If you're an even remotely competent developer in a language used by more than one company, have a reasonably firm grasp of the English language, can work with others reasonably well, and can be bothered to apply for jobs, then there are definitely plenty of opportunities for your skills. Plenty of companies don't even care about the language, they figure you'll pick it up. The only way this isn't true is if you are already hugely overpaid or if you come off terrible in interviews. A year ago I would have said "or are a convicted felon" but I think plenty of companies don't even care about that anymore, that's how huge demand is. You don't even have to live somewhere with jobs anymore so long as you have a reliable Internet connection!
If you just sit around letting your current company take advantage of you, and complaining about not getting a big enough raise you definitely won't find those opportunities though.
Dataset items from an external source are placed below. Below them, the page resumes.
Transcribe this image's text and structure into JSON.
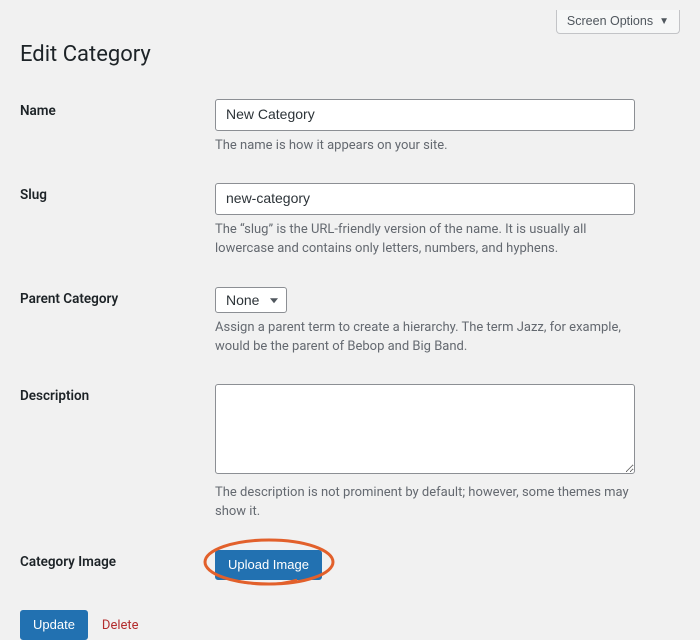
{
  "screen_options": {
    "label": "Screen Options"
  },
  "heading": "Edit Category",
  "fields": {
    "name": {
      "label": "Name",
      "value": "New Category",
      "help": "The name is how it appears on your site."
    },
    "slug": {
      "label": "Slug",
      "value": "new-category",
      "help": "The “slug” is the URL-friendly version of the name. It is usually all lowercase and contains only letters, numbers, and hyphens."
    },
    "parent": {
      "label": "Parent Category",
      "selected": "None",
      "help": "Assign a parent term to create a hierarchy. The term Jazz, for example, would be the parent of Bebop and Big Band."
    },
    "description": {
      "label": "Description",
      "value": "",
      "help": "The description is not prominent by default; however, some themes may show it."
    },
    "image": {
      "label": "Category Image",
      "button": "Upload Image"
    }
  },
  "actions": {
    "update": "Update",
    "delete": "Delete"
  }
}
You have to interview a lot.
They don't allow me to become an expert by having me be full stack in multiple stacks with frequent context switching. I tend to be slow in the code screens.
Out of curiosity, what do you consider your skills? What languages or frameworks you have experience with? Keep in mind that often your skill with a particular language is not what they're looking for - many of us have changed jobs to a place that used a language that was new to us.
Interesting. I'm sure my unfamiliarity with those colors my response (for which I am sorry), but if you have experience coding in Python and/or Java, and are willing to work in those, there are likely companies looking for that (even if they are not looking for FileNet or Neoxam).
Yeah, I've been looking. I'm not finding anything really better. I put in a couple applications for things that would be about 50-100% raises. Had an interview for one, but wasn't selected (faster people at the code screen... plus it was in JS, which I'm very rusty at).
I thought that myself but I was wrong (or at least it didn't matter as much as I thought it did). I was heavy on telecom/phone app development, there's not much out there. But I had enough web and system dev that I got a bunch of recruiters contacting me about those opportunities.
Nobody cares what your internal performance rating is. People are desperate for warm bodies. Start apply, start talking to recruiters. You will get paid more, you can do this.
Fake it 'till you make it! Anecdotal, but every successful dev in my immediate circle did that at one point in their career to get over a hump or past a plateau.